The biggest lie your teachers ever told you was “you shouldn’t judge a book by its cover.”
Don’t get me wrong – I agree with the metaphor, because what we’re really saying to kids, when we warn them against judging a book by its cover, is “you shouldn’t judge a human being merely by their outward appearance.” And what could be a more valuable lesson – for kids and adults alike?
The problem is that – unlike people – books have covers specifically for your judgement. The author wants you to read her book – why else did she write it? – the cover is a handy little way for her to hint at what might be inside, and seduce you into opening it.
Are you seducing people into checking out your work? If not, why not?
So much art, so little time
If you don’t learn to market your work – to make your target audience both aware of your work and willing to give it a taste – you’re done for.
All the people that could potentially love the things you do are being bombarded, every day, by new movies, new songs, new books… If you don’t give them a damn good reason to check out your work, why the hell would they bother?
Which brings me back to book covers. And to illustrate the power of a book cover, here’s an analogy involving a German Shepherd.
The ham and the worming tablet
A German Shepherd isn’t stupid – he won’t entertain the mere thought of eating a little white worming tablet if you just put it in his bowl. He’ll laugh in your face.
But he will scarf down the delicious piece of ham you wrap it up in sooner than you can say “Here, boy! Look – some innocent ham!”
Your audience is no different to that German Shepherd. If your marketing is off – if it doesn’t make your intended audience want to know more – then it really doesn’t matter how great your work is.
If you don’t wrap your work up in ham, then all they will see is a worming tablet. And they’ll go watch Love Island instead.
All steak, no sizzle…
Most artists – out of a well-intentioned but ultimately misguided sense of pride – take the position that our art is our art, our work is our work, and that it shouldn’t matter how it’s presented. To think about things like marketing is seen as crass commercialism, as selling out… at the very least, as dumbing down. And we don’t want to do that. Never. We’d rather starve.
And… more often than not, people like us end up on a fast train to nowhere. We might genuinely believe our work is the greatest thing since The Marriage of Figaro, but since we were too proud to wrap it up in ham – we believed we were above that – nobody bothers to check us out. And since nobody bothers to check us out, nobody tells their friends about us, there’s never a buzz created around us… we die on the vine.
What’s even more frustrating for us proud types is the proliferation of the other type – artists whose work is banal and facile, but who at least know how to market their particular brand of tripe. This is the singer-songwriter who wears the right hat, and has the right beard, and takes the right sensitive selfies, and uses the right hashtags, and knows how to make the kind of music that daytime Radio 2 listeners wouldn’t find offensive…
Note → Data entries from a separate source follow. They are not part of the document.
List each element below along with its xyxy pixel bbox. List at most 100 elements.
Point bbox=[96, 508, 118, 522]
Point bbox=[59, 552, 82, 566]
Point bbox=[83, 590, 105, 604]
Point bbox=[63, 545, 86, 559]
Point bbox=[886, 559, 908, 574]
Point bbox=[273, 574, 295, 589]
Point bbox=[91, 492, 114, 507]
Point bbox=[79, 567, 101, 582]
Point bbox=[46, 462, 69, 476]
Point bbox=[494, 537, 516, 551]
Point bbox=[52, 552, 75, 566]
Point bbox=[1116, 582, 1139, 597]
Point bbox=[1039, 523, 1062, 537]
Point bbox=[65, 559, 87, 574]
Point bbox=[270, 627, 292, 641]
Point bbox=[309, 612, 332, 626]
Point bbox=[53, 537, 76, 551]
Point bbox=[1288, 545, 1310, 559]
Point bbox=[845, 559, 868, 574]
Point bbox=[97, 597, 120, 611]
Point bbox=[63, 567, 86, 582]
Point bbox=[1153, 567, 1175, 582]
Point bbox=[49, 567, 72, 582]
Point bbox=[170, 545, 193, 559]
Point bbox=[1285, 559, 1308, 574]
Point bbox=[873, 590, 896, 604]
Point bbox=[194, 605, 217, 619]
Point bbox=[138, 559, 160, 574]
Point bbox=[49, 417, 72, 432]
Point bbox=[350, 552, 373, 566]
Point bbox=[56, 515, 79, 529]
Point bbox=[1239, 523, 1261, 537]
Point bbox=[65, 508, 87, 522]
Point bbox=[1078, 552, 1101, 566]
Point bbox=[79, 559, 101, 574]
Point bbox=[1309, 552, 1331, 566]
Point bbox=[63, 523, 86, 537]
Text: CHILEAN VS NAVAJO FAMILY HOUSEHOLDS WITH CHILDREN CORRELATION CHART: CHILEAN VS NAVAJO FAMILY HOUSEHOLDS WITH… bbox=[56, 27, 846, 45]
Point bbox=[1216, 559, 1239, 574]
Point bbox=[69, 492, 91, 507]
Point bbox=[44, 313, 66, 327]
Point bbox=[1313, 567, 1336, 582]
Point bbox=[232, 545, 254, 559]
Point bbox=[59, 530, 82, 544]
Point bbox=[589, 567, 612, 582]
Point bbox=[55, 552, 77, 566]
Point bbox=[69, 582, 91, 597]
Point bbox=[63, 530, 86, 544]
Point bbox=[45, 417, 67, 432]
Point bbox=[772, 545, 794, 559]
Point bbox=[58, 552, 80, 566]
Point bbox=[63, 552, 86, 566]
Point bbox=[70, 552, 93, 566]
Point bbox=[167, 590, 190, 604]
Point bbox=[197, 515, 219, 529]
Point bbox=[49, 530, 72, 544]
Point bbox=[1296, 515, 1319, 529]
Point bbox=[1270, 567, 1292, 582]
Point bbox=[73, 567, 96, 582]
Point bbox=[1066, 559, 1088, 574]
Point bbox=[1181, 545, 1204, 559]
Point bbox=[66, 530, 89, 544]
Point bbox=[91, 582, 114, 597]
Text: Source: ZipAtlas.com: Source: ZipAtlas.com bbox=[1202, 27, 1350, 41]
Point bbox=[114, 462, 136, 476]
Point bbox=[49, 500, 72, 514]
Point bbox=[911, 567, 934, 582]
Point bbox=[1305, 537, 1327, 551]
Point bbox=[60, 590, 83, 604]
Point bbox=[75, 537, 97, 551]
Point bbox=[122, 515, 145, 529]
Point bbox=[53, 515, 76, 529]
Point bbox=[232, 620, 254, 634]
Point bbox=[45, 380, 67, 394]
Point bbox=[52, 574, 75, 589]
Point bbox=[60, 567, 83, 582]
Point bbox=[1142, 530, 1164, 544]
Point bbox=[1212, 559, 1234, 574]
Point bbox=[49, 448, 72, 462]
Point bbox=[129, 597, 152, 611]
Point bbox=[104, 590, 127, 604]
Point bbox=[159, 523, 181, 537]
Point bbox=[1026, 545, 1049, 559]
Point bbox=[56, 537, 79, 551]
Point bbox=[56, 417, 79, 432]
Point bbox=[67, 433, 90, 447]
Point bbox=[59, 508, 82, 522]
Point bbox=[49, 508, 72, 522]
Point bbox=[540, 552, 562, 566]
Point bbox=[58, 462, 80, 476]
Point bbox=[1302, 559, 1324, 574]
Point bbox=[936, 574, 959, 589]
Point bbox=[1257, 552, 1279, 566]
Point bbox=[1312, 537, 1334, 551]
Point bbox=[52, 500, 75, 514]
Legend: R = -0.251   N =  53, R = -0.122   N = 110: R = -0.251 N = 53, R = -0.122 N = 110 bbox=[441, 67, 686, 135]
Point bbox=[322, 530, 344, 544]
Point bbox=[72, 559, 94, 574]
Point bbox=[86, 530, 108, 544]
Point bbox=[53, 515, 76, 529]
They’re all ham, no tablet. And they’re everywhere. Not wanting to go down their road of “all sizzle, no steak,” we proud types tend to go down the other one – “If nobody likes our work, fuck ’em.”
Except that… they might have liked it, if we’d given them a sporting chance.
Make great work. Learn how to market it.
The happy news is that this is a false dichotomy – you can do exactly the work you always wanted to do, and you can market it without feeling like a common street-walker.
You don’t have to dumb down your work. You don’t have to make it lowest-common-denominator. You don’t have to move it to the middle of the road. I beg you, I beg you, I beg you on bended knee, please, don’t…
But you do have to find a way to make it appetising to your target audience.